Investigating Power Factor Definitions in the Context of Unbalanced Loads and Voltages

The power factor (PF), an indicator of how efficiently the load is drawing energy from the grid and whether load compensation is necessary, should not be influenced by unbalances and harmonics present in the voltages. However, these phenomena can affect the readings of each PF definition, potentially leading to unfair scenarios for the customer or the utility. In the literature, the PF billing of unbalanced loads has not been evaluated considering unbalanced non-sinusoidal voltages.

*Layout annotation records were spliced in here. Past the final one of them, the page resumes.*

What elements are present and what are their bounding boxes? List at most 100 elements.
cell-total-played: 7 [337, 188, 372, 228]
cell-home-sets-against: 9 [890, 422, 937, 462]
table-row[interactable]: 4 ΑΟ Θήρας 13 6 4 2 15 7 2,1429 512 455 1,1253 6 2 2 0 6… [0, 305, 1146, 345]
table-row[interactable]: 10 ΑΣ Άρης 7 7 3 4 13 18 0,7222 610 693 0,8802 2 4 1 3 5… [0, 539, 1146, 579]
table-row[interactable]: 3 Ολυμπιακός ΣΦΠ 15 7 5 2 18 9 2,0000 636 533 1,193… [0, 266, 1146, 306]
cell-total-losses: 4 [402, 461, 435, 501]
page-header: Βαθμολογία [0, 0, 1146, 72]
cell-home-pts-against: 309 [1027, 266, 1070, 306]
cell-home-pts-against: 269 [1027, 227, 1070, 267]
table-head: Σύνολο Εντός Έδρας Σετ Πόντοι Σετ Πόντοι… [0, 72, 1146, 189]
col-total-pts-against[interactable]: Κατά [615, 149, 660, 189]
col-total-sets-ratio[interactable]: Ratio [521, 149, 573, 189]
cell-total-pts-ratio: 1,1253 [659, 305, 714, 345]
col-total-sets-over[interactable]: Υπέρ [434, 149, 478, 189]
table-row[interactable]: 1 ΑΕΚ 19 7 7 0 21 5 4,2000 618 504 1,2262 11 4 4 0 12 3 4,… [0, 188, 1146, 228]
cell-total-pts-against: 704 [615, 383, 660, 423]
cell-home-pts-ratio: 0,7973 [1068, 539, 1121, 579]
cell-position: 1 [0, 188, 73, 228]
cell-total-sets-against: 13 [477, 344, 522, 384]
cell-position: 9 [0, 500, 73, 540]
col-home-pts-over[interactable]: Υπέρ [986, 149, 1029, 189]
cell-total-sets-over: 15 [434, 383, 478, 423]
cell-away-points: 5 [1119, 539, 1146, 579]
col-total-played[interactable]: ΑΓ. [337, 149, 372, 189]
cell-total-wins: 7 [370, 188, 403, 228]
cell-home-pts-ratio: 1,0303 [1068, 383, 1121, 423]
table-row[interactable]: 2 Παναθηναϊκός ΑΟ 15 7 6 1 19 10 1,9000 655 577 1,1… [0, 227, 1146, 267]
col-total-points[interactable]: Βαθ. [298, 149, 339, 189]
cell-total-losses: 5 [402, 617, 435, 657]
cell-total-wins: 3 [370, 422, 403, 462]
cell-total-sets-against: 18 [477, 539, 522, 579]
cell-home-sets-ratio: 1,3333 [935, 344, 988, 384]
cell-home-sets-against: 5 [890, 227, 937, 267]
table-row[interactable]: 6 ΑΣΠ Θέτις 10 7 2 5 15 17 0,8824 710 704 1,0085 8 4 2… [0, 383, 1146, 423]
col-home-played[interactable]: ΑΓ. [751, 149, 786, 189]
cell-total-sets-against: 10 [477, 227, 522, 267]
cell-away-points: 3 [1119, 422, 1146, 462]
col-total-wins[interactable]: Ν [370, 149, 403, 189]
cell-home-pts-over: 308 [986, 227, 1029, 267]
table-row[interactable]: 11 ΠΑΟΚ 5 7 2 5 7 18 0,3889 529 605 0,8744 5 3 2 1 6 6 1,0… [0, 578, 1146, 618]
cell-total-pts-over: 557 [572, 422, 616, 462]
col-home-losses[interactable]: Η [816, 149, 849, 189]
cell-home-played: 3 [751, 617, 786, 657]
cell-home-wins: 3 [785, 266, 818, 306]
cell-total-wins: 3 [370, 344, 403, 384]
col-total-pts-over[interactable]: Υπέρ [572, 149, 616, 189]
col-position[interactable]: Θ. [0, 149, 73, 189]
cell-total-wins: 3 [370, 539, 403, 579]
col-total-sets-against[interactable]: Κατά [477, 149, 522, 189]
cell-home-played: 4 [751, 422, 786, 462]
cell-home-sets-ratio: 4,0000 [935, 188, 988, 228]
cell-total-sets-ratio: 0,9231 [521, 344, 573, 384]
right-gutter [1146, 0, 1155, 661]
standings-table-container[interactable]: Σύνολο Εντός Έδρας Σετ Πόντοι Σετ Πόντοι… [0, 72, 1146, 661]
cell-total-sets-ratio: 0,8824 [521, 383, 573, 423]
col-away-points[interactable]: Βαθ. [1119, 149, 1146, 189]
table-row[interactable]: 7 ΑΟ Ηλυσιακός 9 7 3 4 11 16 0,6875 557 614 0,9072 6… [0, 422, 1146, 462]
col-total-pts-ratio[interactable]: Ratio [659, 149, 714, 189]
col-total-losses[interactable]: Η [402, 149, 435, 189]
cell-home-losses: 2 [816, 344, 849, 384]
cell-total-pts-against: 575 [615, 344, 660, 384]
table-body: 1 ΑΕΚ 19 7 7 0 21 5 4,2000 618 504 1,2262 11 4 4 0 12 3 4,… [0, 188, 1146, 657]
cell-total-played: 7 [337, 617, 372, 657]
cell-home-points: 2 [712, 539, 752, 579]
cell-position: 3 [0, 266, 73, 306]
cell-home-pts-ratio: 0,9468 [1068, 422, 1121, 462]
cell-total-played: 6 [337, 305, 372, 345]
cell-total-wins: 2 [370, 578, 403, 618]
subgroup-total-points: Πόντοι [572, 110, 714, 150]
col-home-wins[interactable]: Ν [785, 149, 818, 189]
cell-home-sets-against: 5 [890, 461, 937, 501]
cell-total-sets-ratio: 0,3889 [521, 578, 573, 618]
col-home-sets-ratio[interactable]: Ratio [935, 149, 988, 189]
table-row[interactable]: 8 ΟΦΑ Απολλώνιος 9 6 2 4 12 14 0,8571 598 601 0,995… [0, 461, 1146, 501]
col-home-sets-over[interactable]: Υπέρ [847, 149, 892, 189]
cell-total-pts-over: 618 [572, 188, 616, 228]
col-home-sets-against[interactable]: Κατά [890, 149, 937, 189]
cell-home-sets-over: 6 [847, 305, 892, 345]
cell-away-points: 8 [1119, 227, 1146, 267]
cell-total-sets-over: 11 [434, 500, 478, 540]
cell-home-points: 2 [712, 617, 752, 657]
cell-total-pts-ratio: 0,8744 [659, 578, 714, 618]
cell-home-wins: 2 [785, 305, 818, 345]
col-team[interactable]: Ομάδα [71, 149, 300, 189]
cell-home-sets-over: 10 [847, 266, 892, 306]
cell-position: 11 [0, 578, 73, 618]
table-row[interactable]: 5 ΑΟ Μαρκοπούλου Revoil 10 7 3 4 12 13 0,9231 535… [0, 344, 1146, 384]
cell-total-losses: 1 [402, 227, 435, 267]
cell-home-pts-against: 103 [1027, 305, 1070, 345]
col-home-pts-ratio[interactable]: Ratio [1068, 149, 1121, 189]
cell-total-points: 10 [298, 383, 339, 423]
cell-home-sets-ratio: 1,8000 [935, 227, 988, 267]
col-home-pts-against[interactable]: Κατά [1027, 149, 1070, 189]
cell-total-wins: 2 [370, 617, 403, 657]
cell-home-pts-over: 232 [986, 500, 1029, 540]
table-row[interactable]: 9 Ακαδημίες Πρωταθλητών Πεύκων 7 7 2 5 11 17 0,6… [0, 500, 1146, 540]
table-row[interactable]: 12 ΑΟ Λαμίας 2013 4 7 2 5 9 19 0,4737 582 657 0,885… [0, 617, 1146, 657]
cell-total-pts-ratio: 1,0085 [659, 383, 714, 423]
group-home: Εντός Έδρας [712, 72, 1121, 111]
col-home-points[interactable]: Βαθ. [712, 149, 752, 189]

To address this gap, this paper investigates five definitions (per-phase fundamental PF, and three-phase fundamental arithmetic, geometric, and positive-sequence PFs, and effective PF) when an extensive set of unbalanced non-sinusoidal voltage conditions are applied to balanced and unbalanced constant impedance loads via computational simulations and experimental tests, which reveals that all definitions, except the fundamental geometric and positive-sequence PFs, are sensitive to unbalances present in the supply voltage when applied to unbalanced constant resistive loads. Analytical expressions are developed for each PF definition, revealing that they are non-linear functions of the VUF and the load's admittances. It is also proposed admittance factors that can be employed for billing purposes because they do not depend on the voltages but solely on the load's characteristics.